Search results clustering
Current SPIRES and CDS differences in author searching
Currently there is a considerable difference in author searches between SPIRES and CDS as far as precision/recall is concerned. E.g. if you search for
"Ellis, J R" in CDS, you will obtain
exact results only followed by a
box with proposed similar author names:
See also: similar author names
1 Ellis, John Rolfe
746 Ellis, Jonathan Richard
1 Ellis, Juanita
see
Ellis, J R at CDS
,
so that the end users can see potentially interesting similar (in some
cases identical) author names and can check them out further if they
wish.
SPIRES directly enriches the user query with
similar results right from the start, which is often what users want,
but which may also lead to false positives. E.g. compare the CDS and
SPIRES results for "Ellis, Jacqueline":
Ellis, Jacqueline in CDS
,
Ellis, Jacqueline in SPIRES
.
The Invenio software comes with the CDS behaviour by default, but it
can be easily altered to mimic the SPIRES behaviour if we consider
this to be a better default. Note that there was already a question
in this direction in the recent
HEP IS poll.
Search results clustering in Inspire: a proposal
1. The strict-or-loose matching behaviour should be user configurable.
2. As for choosing the default behaviour, we can possibly come up with a
compromise between currently-somewhat-strict CDS and
currently-somewhat-loose SPIRES. One idea would be to propose
built-in clustering by author names for author searches by default,
along the lines of what we already do for clustering by collections
for any query:
higgs boson at CDS
.
An ASCII art of how it could look like. For collections:
| Query: higgs boson Found 1234 hits in 0.50 seconds.
|
| Results split by collections:
| All results (1234) Preprints (768) Books (20) Videos (350) [more]
|
| 1. On the foo and bar...
for authors searches:
| Query: Ellis J Found 1234 hits in 0.50 seconds.
|
| Results split by author names:
| All results (1234) Ellis, John (895) Ellis, Juanita (333) [...]
|
| 1. On the foo and bar...
with cluster names being of course clickable and expandable etc.
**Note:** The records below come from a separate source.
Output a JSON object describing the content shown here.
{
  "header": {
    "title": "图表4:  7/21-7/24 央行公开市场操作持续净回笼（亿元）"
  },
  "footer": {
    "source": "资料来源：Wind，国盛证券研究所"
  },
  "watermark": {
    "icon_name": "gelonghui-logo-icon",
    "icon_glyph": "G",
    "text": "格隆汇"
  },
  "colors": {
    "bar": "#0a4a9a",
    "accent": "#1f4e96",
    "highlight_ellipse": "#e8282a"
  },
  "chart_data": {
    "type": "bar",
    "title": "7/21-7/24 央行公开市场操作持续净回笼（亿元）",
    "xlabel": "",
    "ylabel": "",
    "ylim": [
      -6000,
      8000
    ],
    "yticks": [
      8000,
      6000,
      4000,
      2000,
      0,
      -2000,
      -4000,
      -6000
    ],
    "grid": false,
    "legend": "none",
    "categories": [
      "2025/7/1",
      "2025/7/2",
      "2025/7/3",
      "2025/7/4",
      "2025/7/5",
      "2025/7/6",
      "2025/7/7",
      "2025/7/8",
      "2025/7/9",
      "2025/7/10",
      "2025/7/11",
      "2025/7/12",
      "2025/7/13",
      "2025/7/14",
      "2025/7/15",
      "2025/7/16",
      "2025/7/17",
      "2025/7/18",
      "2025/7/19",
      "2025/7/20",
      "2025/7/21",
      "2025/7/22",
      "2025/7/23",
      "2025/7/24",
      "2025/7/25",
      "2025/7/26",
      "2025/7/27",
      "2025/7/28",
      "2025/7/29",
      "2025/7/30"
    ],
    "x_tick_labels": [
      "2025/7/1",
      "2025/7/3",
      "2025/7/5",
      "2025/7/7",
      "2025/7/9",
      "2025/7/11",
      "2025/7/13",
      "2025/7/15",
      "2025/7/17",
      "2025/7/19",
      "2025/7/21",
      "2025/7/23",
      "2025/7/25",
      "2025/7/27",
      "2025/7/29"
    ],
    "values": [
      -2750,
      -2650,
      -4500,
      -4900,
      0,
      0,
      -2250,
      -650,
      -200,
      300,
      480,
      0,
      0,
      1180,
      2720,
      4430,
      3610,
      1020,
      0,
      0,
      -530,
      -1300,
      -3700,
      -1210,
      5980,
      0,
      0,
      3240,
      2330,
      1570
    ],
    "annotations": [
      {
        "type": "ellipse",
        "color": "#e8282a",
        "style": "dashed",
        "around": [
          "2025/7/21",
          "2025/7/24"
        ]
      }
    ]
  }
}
Note that once we shall have processed all the fulltext files with the
BibClassify keyword extractor to get the automatic keywords according
to HEP RDF taxonomy, we can propose similarly an
option to cluster the search results by keywords. Kind of what
Vivisimo is doing
higgs boson at Vivisimo
.
Yet another example of the kind is the clustering of book searches
according to Dewey classification system. Some Invenio clients use
virtual collections for this:
MeIND
.
All these can be thought of as being "search results navigators",
helping users to navigate inside, or disambiguate, search results.
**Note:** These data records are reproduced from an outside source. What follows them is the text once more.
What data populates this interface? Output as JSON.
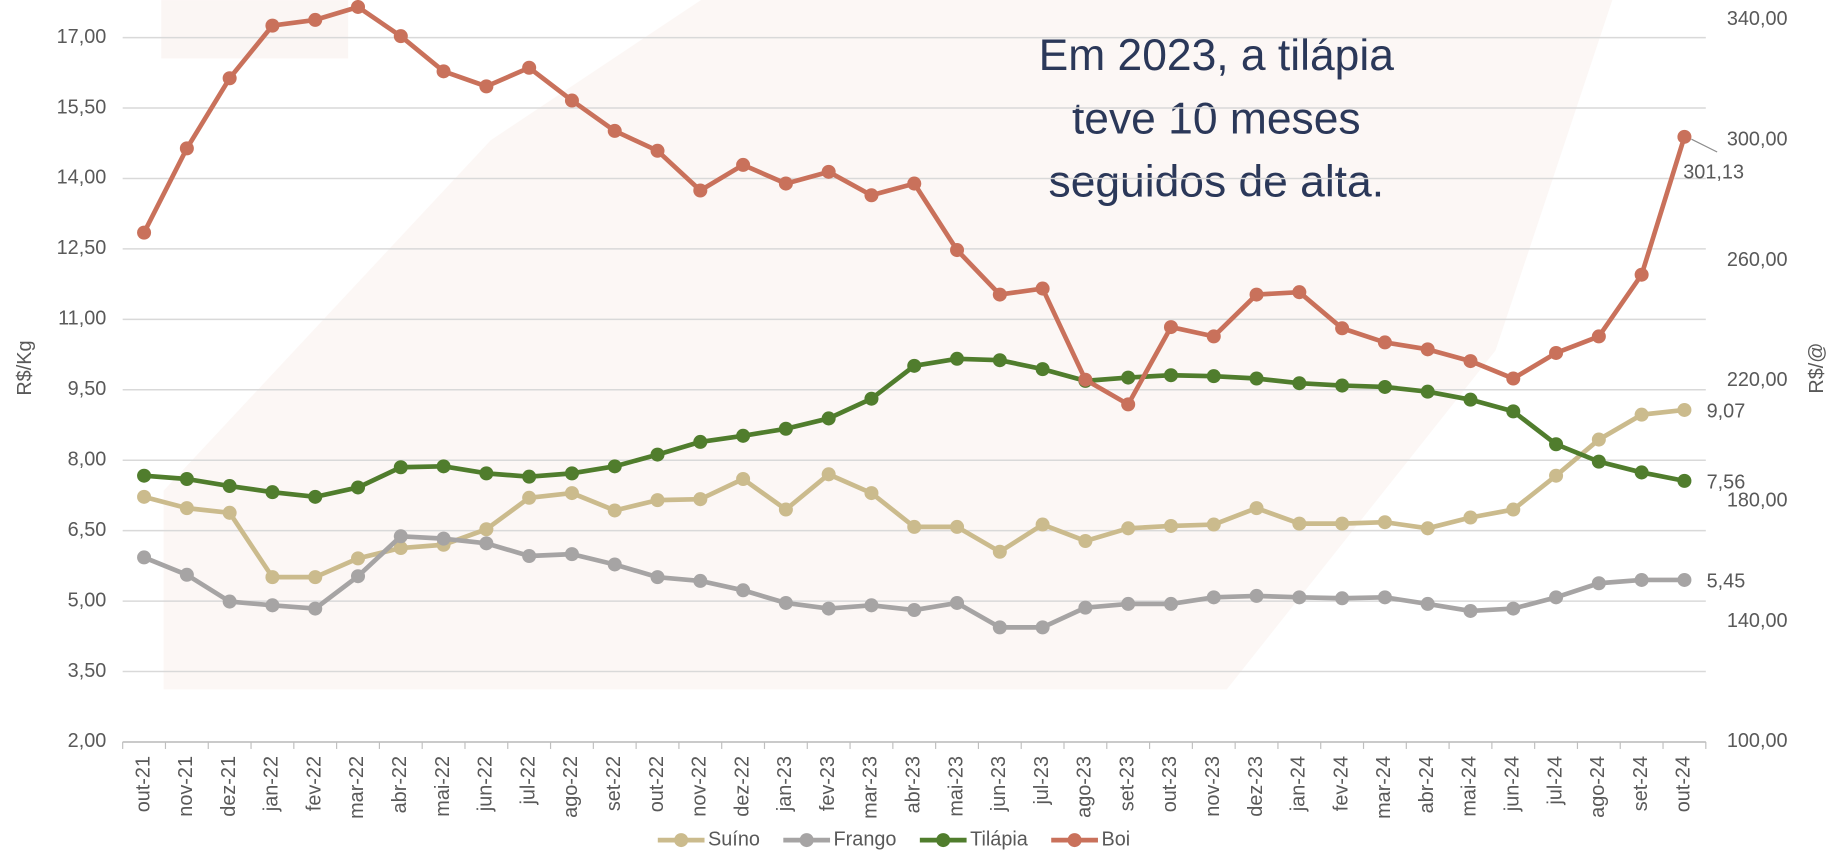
{
  "chart_data": {
    "type": "line",
    "annotation": [
      "Em 2023, a tilápia",
      "teve 10 meses",
      "seguidos de alta."
    ],
    "ylabel": "R$/Kg",
    "y2label": "R$/@",
    "categories": [
      "out-21",
      "nov-21",
      "dez-21",
      "jan-22",
      "fev-22",
      "mar-22",
      "abr-22",
      "mai-22",
      "jun-22",
      "jul-22",
      "ago-22",
      "set-22",
      "out-22",
      "nov-22",
      "dez-22",
      "jan-23",
      "fev-23",
      "mar-23",
      "abr-23",
      "mai-23",
      "jun-23",
      "jul-23",
      "ago-23",
      "set-23",
      "out-23",
      "nov-23",
      "dez-23",
      "jan-24",
      "fev-24",
      "mar-24",
      "abr-24",
      "mai-24",
      "jun-24",
      "jul-24",
      "ago-24",
      "set-24",
      "out-24"
    ],
    "series": [
      {
        "name": "Suíno",
        "color": "#cbbb8d",
        "values": [
          7.22,
          6.98,
          6.88,
          5.51,
          5.51,
          5.91,
          6.13,
          6.2,
          6.53,
          7.2,
          7.3,
          6.93,
          7.15,
          7.17,
          7.6,
          6.95,
          7.7,
          7.3,
          6.58,
          6.58,
          6.05,
          6.63,
          6.28,
          6.55,
          6.6,
          6.63,
          6.98,
          6.65,
          6.65,
          6.68,
          6.55,
          6.78,
          6.95,
          7.67,
          8.44,
          8.97,
          9.07
        ],
        "value_labels": [
          null,
          null,
          null,
          null,
          null,
          null,
          null,
          null,
          null,
          null,
          null,
          null,
          null,
          null,
          null,
          null,
          null,
          null,
          null,
          null,
          null,
          null,
          null,
          null,
          null,
          null,
          null,
          null,
          null,
          null,
          null,
          null,
          null,
          null,
          null,
          null,
          "9,07"
        ]
      },
      {
        "name": "Frango",
        "color": "#a6a4a4",
        "values": [
          5.93,
          5.56,
          4.99,
          4.91,
          4.84,
          5.53,
          6.38,
          6.33,
          6.23,
          5.96,
          6.0,
          5.78,
          5.51,
          5.43,
          5.23,
          4.96,
          4.84,
          4.91,
          4.81,
          4.96,
          4.44,
          4.44,
          4.86,
          4.94,
          4.94,
          5.08,
          5.11,
          5.08,
          5.06,
          5.08,
          4.94,
          4.79,
          4.84,
          5.08,
          5.38,
          5.45,
          5.45
        ],
        "value_labels": [
          null,
          null,
          null,
          null,
          null,
          null,
          null,
          null,
          null,
          null,
          null,
          null,
          null,
          null,
          null,
          null,
          null,
          null,
          null,
          null,
          null,
          null,
          null,
          null,
          null,
          null,
          null,
          null,
          null,
          null,
          null,
          null,
          null,
          null,
          null,
          null,
          "5,45"
        ]
      },
      {
        "name": "Tilápia",
        "color": "#507d2d",
        "values": [
          7.67,
          7.6,
          7.45,
          7.32,
          7.22,
          7.42,
          7.85,
          7.87,
          7.72,
          7.65,
          7.72,
          7.87,
          8.12,
          8.39,
          8.52,
          8.67,
          8.89,
          9.31,
          10.01,
          10.16,
          10.13,
          9.94,
          9.69,
          9.76,
          9.81,
          9.79,
          9.74,
          9.64,
          9.59,
          9.56,
          9.46,
          9.29,
          9.04,
          8.34,
          7.97,
          7.74,
          7.56
        ],
        "value_labels": [
          null,
          null,
          null,
          null,
          null,
          null,
          null,
          null,
          null,
          null,
          null,
          null,
          null,
          null,
          null,
          null,
          null,
          null,
          null,
          null,
          null,
          null,
          null,
          null,
          null,
          null,
          null,
          null,
          null,
          null,
          null,
          null,
          null,
          null,
          null,
          null,
          "7,56"
        ]
      },
      {
        "name": "Boi",
        "color": "#c9715b",
        "axis": "y2",
        "values": [
          269.3,
          297.3,
          320.6,
          338.1,
          340.0,
          344.3,
          334.6,
          322.9,
          317.9,
          324.1,
          313.2,
          303.1,
          296.5,
          283.3,
          291.8,
          285.6,
          289.5,
          281.7,
          285.6,
          263.5,
          248.7,
          250.7,
          220.4,
          212.2,
          237.9,
          234.8,
          248.7,
          249.5,
          237.5,
          232.8,
          230.5,
          226.6,
          220.8,
          229.3,
          234.8,
          255.3,
          301.13
        ],
        "value_labels": [
          null,
          null,
          null,
          null,
          null,
          null,
          null,
          null,
          null,
          null,
          null,
          null,
          null,
          null,
          null,
          null,
          null,
          null,
          null,
          null,
          null,
          null,
          null,
          null,
          null,
          null,
          null,
          null,
          null,
          null,
          null,
          null,
          null,
          null,
          null,
          null,
          "301,13"
        ]
      }
    ],
    "ylim": [
      2,
      17.8
    ],
    "yticks": [
      {
        "value": 2,
        "label": "2,00"
      },
      {
        "value": 3.5,
        "label": "3,50"
      },
      {
        "value": 5,
        "label": "5,00"
      },
      {
        "value": 6.5,
        "label": "6,50"
      },
      {
        "value": 8,
        "label": "8,00"
      },
      {
        "value": 9.5,
        "label": "9,50"
      },
      {
        "value": 11,
        "label": "11,00"
      },
      {
        "value": 12.5,
        "label": "12,50"
      },
      {
        "value": 14,
        "label": "14,00"
      },
      {
        "value": 15.5,
        "label": "15,50"
      },
      {
        "value": 17,
        "label": "17,00"
      }
    ],
    "y2lim": [
      100,
      346.6
    ],
    "y2ticks": [
      {
        "value": 100,
        "label": "100,00"
      },
      {
        "value": 140,
        "label": "140,00"
      },
      {
        "value": 180,
        "label": "180,00"
      },
      {
        "value": 220,
        "label": "220,00"
      },
      {
        "value": 260,
        "label": "260,00"
      },
      {
        "value": 300,
        "label": "300,00"
      },
      {
        "value": 340,
        "label": "340,00"
      }
    ],
    "grid": true,
    "legend": "bottom"
  }
}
We can improve the current "cluster by collection" functionality of
Invenio to fit all these use cases, starting by the author search.
--
TiborSimko - 26 Jun 2007
Note that I think that this in general a wonderful idea, however, most users want something that works mostly right, most of the time, and the SPIRES
algorithm should probably be the
default default.
This is especially important for searches based on author that result not in sets of papers, but instead in citation statistics. These searches need to present results quickly, not after several clicks. Having a disambiguation option on the page with the
default (rather than minimally combined) results would be the ideal way, in my mind. In other words, take the current SPIRES output, and add a disambiguation method on the same page. Users who know what they are doing are not slowed down, but others can refine based on the clustering
--
TravisBrooks - 27 Jun 2007
It is also worth noting the results of the poll.
When you search, which do you prefer? (answered by 74% of respondents)
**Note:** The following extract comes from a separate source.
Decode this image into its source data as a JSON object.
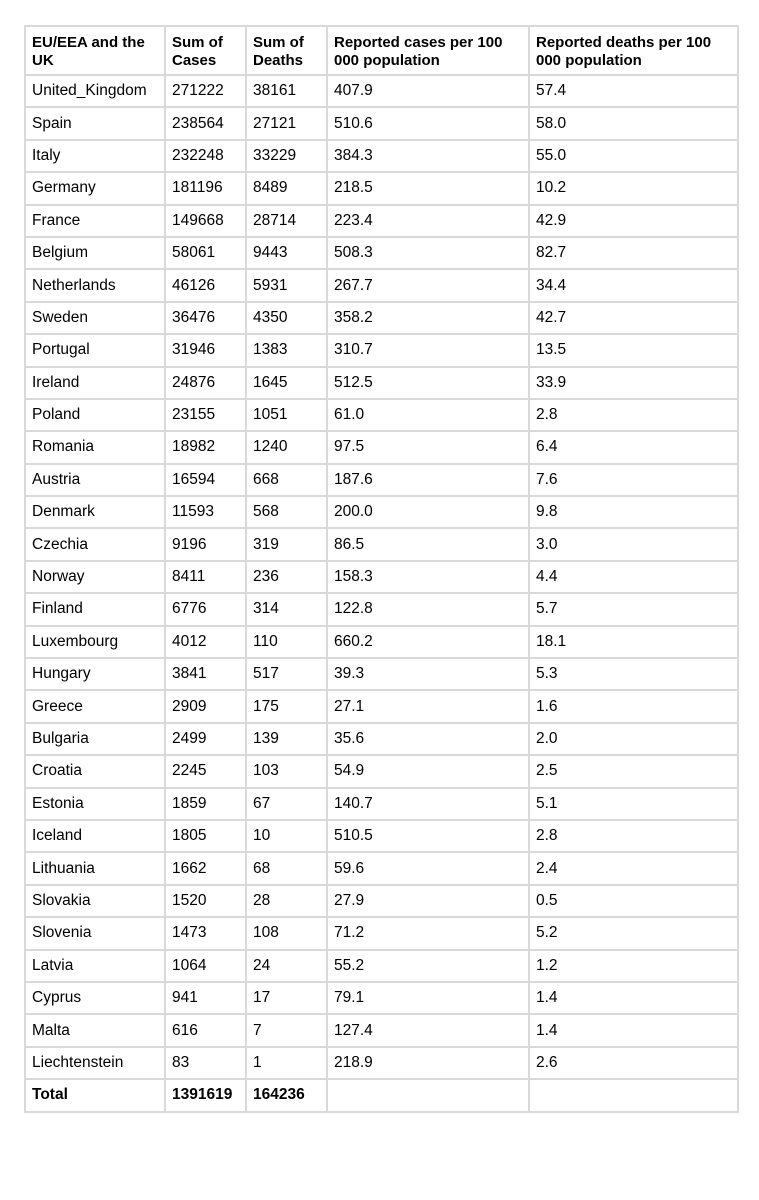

- 34% To be suggested alternatives to refine your search
- 33% To search for a precise term and get precise results only
- 26% That your search is automatically extended to synonyms and closer terms (little noise but few hits)
- 4% That your search is automatically extended to a wide range of synonyms and close matches (more hits but more noise)
--
SalvatoreMele - 27 Jun 2007